Old Market Capital Corporation
- Formerly: Nicholas Financial, Inc. (1986–2024)
- Type: Public company
- Traded as: Nasdaq: NICK Russell Microcap Index component
- Industry: Financial services
- Founded: 1986; 40 years ago
- Founder: Peter Vosotas
- Headquarters: Clearwater, Florida, United States
- Number of locations: 60 branches (2012)
- Area served: South Eastern United States
- Products: Loans and car finance
- Website: www.nicholasfinancial.com

= Nicholas Financial =

American consumer and auto loan company

Nicholas Financial is an American consumer and auto loan company based in Clearwater, Florida. In September 2024, the company changed its name to Old Market Capital Corporation. As of 2012, it had 60 branch offices in Florida, Ohio, North Carolina, Georgia, Alabama, Kentucky, Indiana, Tennessee, Michigan, Missouri, South Carolina, Virginia, Maryland and Illinois. Peter Vosotas was the company's founder and chief executive.

== History ==
The company was founded in 1986 by Peter Vosotas. The company went public in 1987 and was listed on the NASDAQ under the symbol, NICK.

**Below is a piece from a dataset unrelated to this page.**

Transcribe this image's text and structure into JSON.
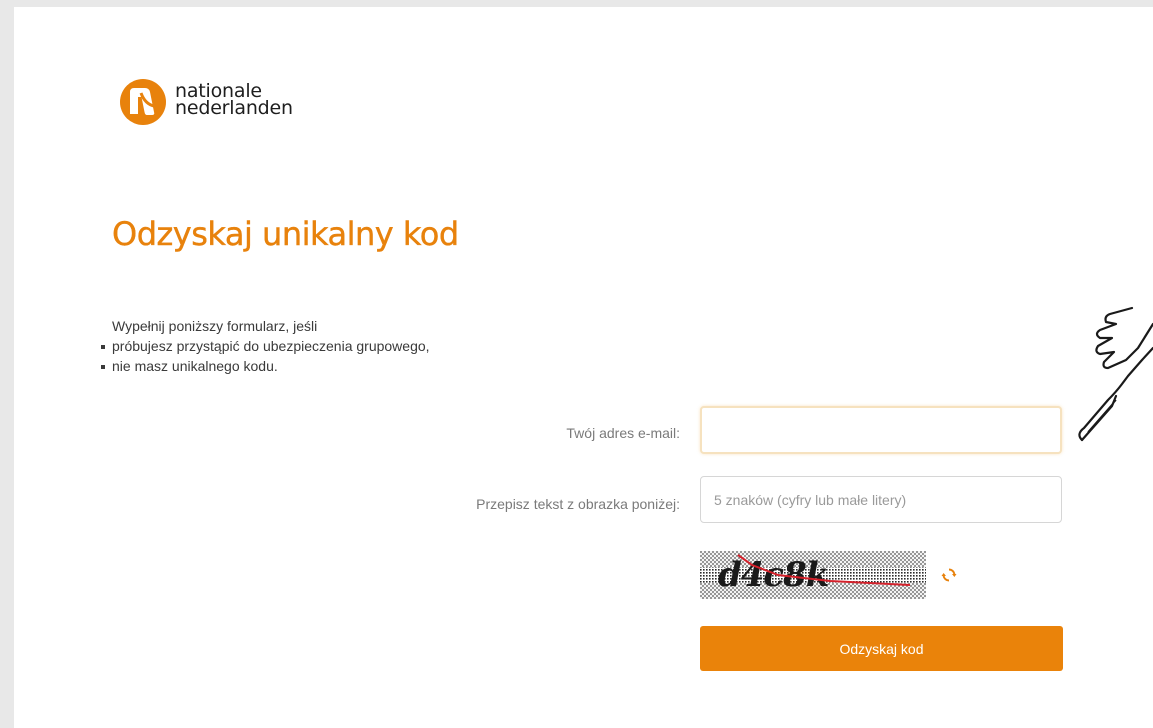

In December 2013, Prospect Capital Corporation declared it would acquire 100% of the common stock of Nicholas Financial Inc., which failed to close in April 2014.

CEO Ralph Finkerbrink, retired in September 2017 after 25+ years of service to the company. Doug Marahon took over as CEO in December 2017.

In April 2020, in the wake of the financial burden of the emerging COVID-19 pandemic the company went into furlough. In a Form 8-K with the U.S. Nicholas Financial Inc., reported that it would immediately furlough 40 employees, or around 15% of its staff. The consumer finance firm also confirmed that it would shutter seven of its branches.